Карно недоуменно посмотрел на Ольта, тот ему ответил тем же и наконец они оба уставились на Леко. Тот поежился под их взглядами.
— А я что? Я же ничего. Он сказал, что у него что-то важное, я и спросил.
Карно опять посмотрел на мальчишку:
— Торгуется?
— Вроде как. — согласился Ольт. — А кажется — взрослый человек.
— А ты помиловать хотел. Говорю же, добрый ты.
Весь этот диалог происходил так, будто в комнате с ними не было Хромого, которого опять пробило на пот.
— Все, все, умываю руки. Сам же говорил, что молод я еще. Но, — Ольт поднял к небу указательный палец, — я учусь. Делай, что хочешь.
— То-то же. Леко! Уводи. И не слушай больше ты его, ради Единого.
Леко скроил зверское лица, нарочито громко топоча сапогами, неотвратимо, как смерть, прошел к лавке и ухватил за шиворот Хромого.
— Эй! Вы чего!? Куда? — сразу растерял тот всю свою невозмутимость. Леко молча и целеустремленно тащил его к двери, причем с такой силой, что тот иногда перебирал ногами в воздухе. — Да постойте же! Да что же это! Да я же… Вайхенодр Красный готовит восстание против Совета!
Последняя фраза донеслась до Карно с Ольтом уже чуть ли не с улицы.
— Все, поплыл. — сказал мальчишка. — А ты говорил, не получится.
— Мда. Если бы на меня так наехали, то я бы тоже наверно все рассказал, — пригладил бороду воевода. — Но вначале наложил бы полные штаны. Все-таки, жестокий ты. Такое придумать… Эй, Леко, заводи убогого обратно.

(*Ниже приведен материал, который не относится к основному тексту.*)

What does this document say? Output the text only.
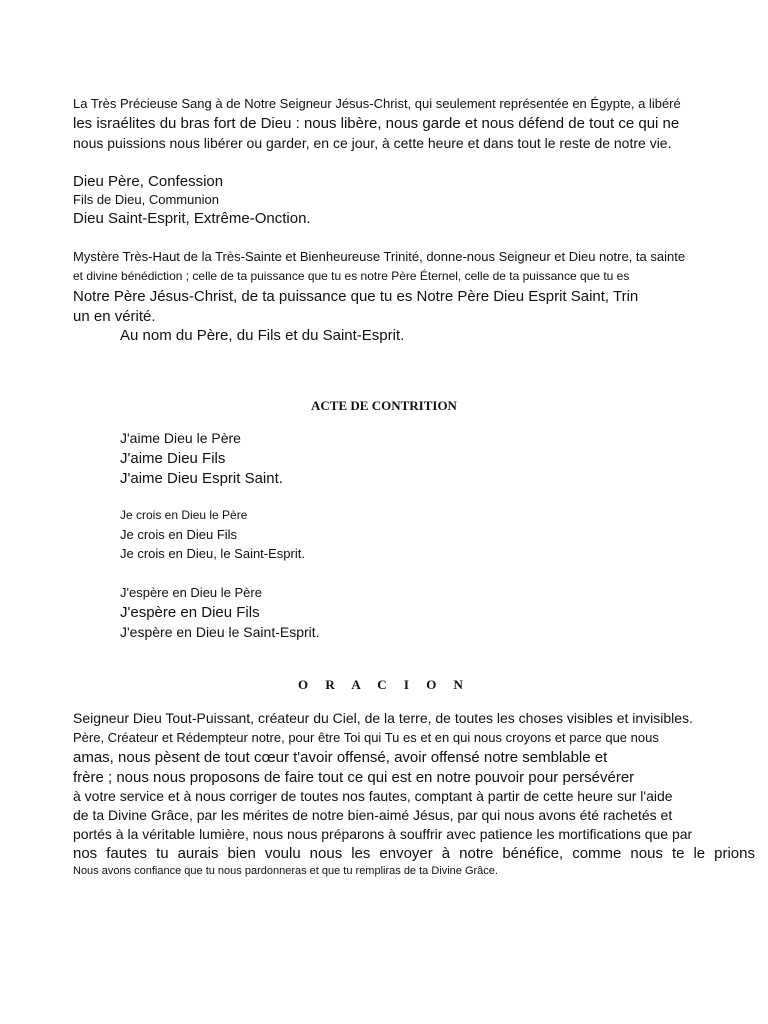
La Très Précieuse Sang à de Notre Seigneur Jésus-Christ, qui seulement représentée en Égypte, a libéré
les israélites du bras fort de Dieu : nous libère, nous garde et nous défend de tout ce qui ne
nous puissions nous libérer ou garder, en ce jour, à cette heure et dans tout le reste de notre vie.
Dieu Père, Confession
Fils de Dieu, Communion
Dieu Saint-Esprit, Extrême-Onction.
Mystère Très-Haut de la Très-Sainte et Bienheureuse Trinité, donne-nous Seigneur et Dieu notre, ta sainte
et divine bénédiction ; celle de ta puissance que tu es notre Père Éternel, celle de ta puissance que tu es
Notre Père Jésus-Christ, de ta puissance que tu es Notre Père Dieu Esprit Saint, Trin
un en vérité.
Au nom du Père, du Fils et du Saint-Esprit.
ACTE DE CONTRITION
J'aime Dieu le Père
J'aime Dieu Fils
J'aime Dieu Esprit Saint.
Je crois en Dieu le Père
Je crois en Dieu Fils
Je crois en Dieu, le Saint-Esprit.
J'espère en Dieu le Père
J'espère en Dieu Fils
J'espère en Dieu le Saint-Esprit.
O R A C I O N
Seigneur Dieu Tout-Puissant, créateur du Ciel, de la terre, de toutes les choses visibles et invisibles.
Père, Créateur et Rédempteur notre, pour être Toi qui Tu es et en qui nous croyons et parce que nous
amas, nous pèsent de tout cœur t'avoir offensé, avoir offensé notre semblable et
frère ; nous nous proposons de faire tout ce qui est en notre pouvoir pour persévérer
à votre service et à nous corriger de toutes nos fautes, comptant à partir de cette heure sur l'aide
de ta Divine Grâce, par les mérites de notre bien-aimé Jésus, par qui nous avons été rachetés et
portés à la véritable lumière, nous nous préparons à souffrir avec patience les mortifications que par
nos fautes tu aurais bien voulu nous les envoyer à notre bénéfice, comme nous te le prions
Nous avons confiance que tu nous pardonneras et que tu rempliras de ta Divine Grâce.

Обратно Хромой не зашел, его затащил Леко, держа за многострадальный ворот. Ноги того после всех перипетий сегодняшнего дня уже не держали. Сотник дотащил его до лавки и водрузил на нее безвольное тело. Ольт, помня слова Карно, невольно принюхался, но нет, ничем таким подозрительным Хромой не вонял. Правда витал в воздухе тонкий аромат укропа и еще чего-то, что сразу и не разобрать, но мальчишка уже знал, что это пахнет небольшой полотняный мешочек-ладанка, который местные аристократы таскали на себе как оберег от злых духов. Правда Ольт подозревал, что их таскали не столько, как защиту от колдовских чар, сколько чтобы перебить дурной запах от давно немытого тела, но блажен, кто верует и кто такой он, мальчишка из леса, чтобы разубеждать благородных. Тем более, что с мытьем у аристо Эдатрона было все-таки получше, чем у их коллег в земной истории, которые мылись только два раза за всю жизнь, при рождении, когда их окунали в купель при крещении, и в посмертии, чтобы омыть тело для погребения. Причем, последнее могло произойти при большом везении, если было время, находились соратники, готовые совершить последний обряд и было собственно тело, которого могли и не найти после битвы.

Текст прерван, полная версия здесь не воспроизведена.